The Health Information Trust Alliance (HITRUST) has issued guidance to help healthcare organizations set priorities for cybersecurity preparedness.
The guidance points to a subset of controls within the HITRUST Common Security Framework (CSF) to help organizations assess their cyber capabilities and readiness.
"As the sophistication and intensity of cyber attacks increases, HITRUST believes it is more critical than ever that healthcare organizations have the appropriate safeguards in place and a means by which to review their current level of preparedness," Daniel Nutkis, HITRUST CEO, said in an announcement.
The guidance classifies 135 CSF controls into three categories based on their assessed relevance to cybersecurity threats: most relevant, relevant and least relevant.
Some examples include:
- Most relevant: Review of user access rights, segregation in networks, mobile computing and communications, monitoring system use.
- Relevant: Management of removable media, outsourced software development, business continuity and risk assessment, learning from information security incidents.
- Least relevant: Clear desk and clear screen policy; termination or change responsibilities; securing offices, rooms and facilities.

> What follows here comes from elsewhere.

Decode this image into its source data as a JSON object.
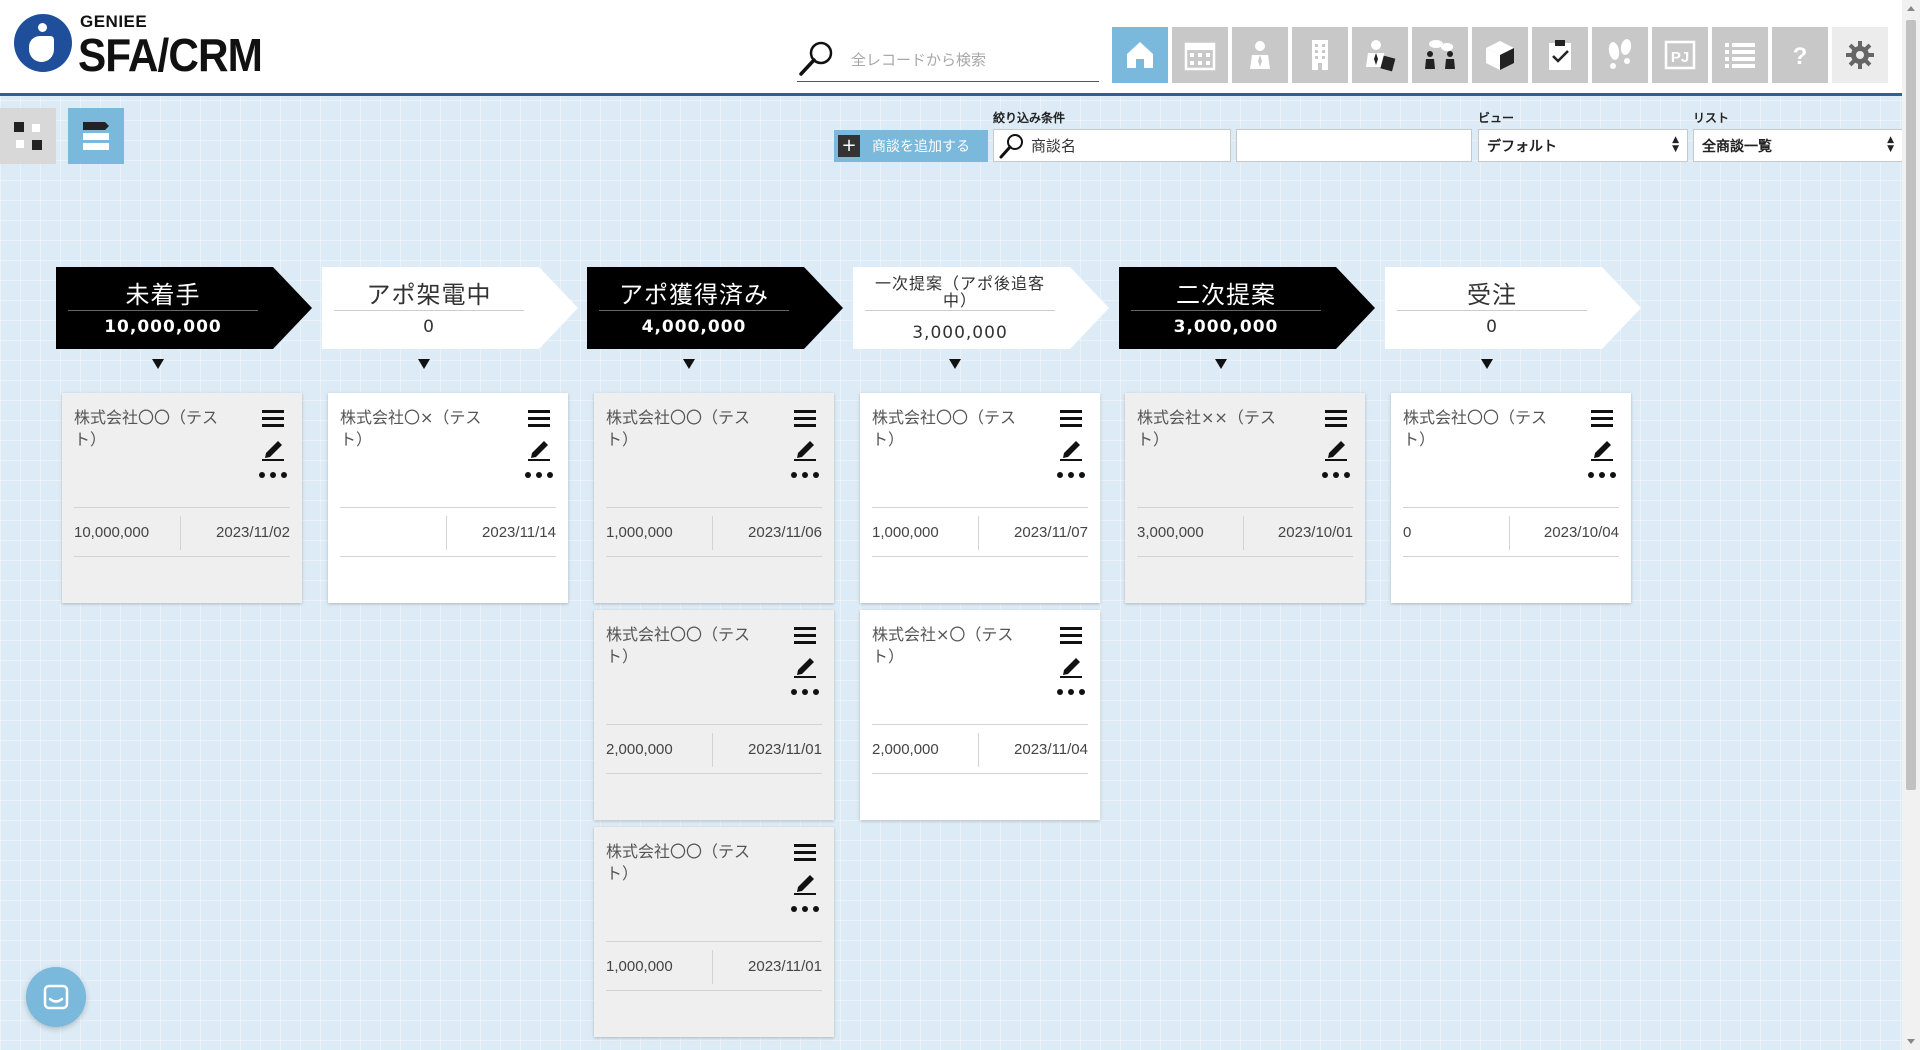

The guidance stresses that cybersecurity protection differs from other requirements such as HIPAA, which is focused on privacy, and that any cybersecurity framework an organization chooses should be implemented as completely as possible.
The guidance is the early work of the HITRUST Cybersecurity Working Group, created in February after President Obama issued an executive order calling for a national effort to defend against cyber threats.
Last July, HITRUST launched the first analysis service of cyber attacks specifically for the healthcare industry. Called the Cyber Threat Analysis Service (C-TAS), it's a function of its Cyber Security Incident Response and Coordinator Center. The center was designed to enable the industry to collaborate and create a "community defense" model against cyber attacks.
Though hackers generally go after financial information they can use for identity theft or other financial fraud, experts recently have warned that gangs of hackers from China are targeting the intellectual property of drug and device makers, as well as business processes that improve healthcare efficiency.
Assessing the cybersecurity risks in your organization should be an "ongoing, constant, holistic type of approach where you're looking at your systems from the perspective of someone on the outside," Jared Rhoads, senior research specialist for CSC's Global Institute for Emerging Healthcare Practices, recently told FierceHealthIT.